1. The Leibniz Prize was to be awarded "for the proof of a 'substantial' theorem in which the computer played a major role." The prize criteria was described as follows: "The quality of the results should not only make the paper a natural candidate for publication in one of the better mathematical journals, but a candidate for one of the established AMS prizes (e.g., Cole, Veblen) or even a Fields Medal. The proofs should not be less sophisticated than those of classical theorems when they first made their appearance--such as, for instance, the Fundamental Theorem of Algebra or one of the fixed point theorems (Brouwer, Leray-Schauder). Though obviously difficult to define precisely, the role of the computer program in the argument should not be mere auxiliary. Novel techniques, meaningful and original definitions, suggestions of interesting intermediate results, perspectives of wider application--any one of these contributions, and others that cannot be foreseen today, would meet the criteria."

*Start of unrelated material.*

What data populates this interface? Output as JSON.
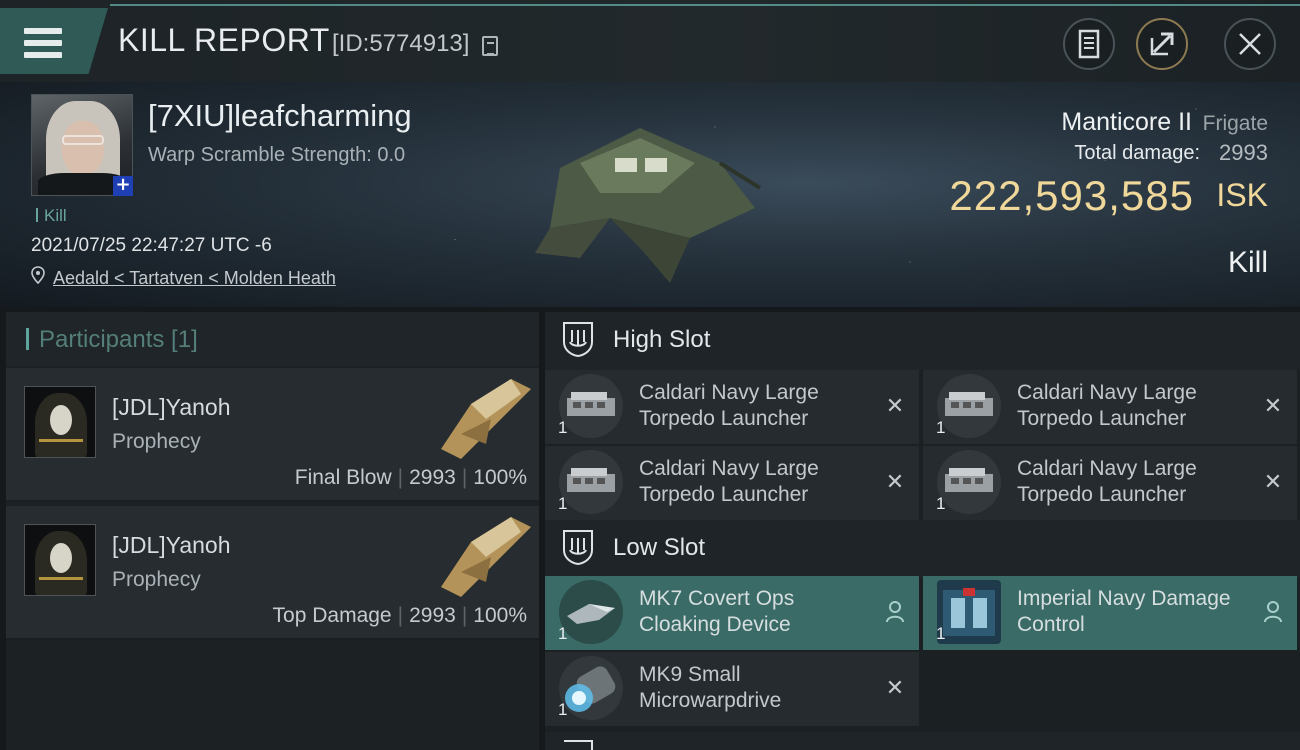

2. The Milestone Prize was awarded periodically "for foundational work in ATP." The AMS-appointed ATP prize committee made the following award:
1991: Woodrow W. Bledsoe
Previous awardees were J. Alan Robinson (1984, announced at the 1985 Joint Mathematics Meetings prize ceremony) and Hao Wang (1983).
3. The Current Prize was awarded periodically "for ongoing research in ATP that shows promise." The AMS-appointed ATP prize committee made the following award:
1991: Robert S. Boyer and and J Strother Moore
Previous awardees were Lawrence Wos and Steven Winker (1983).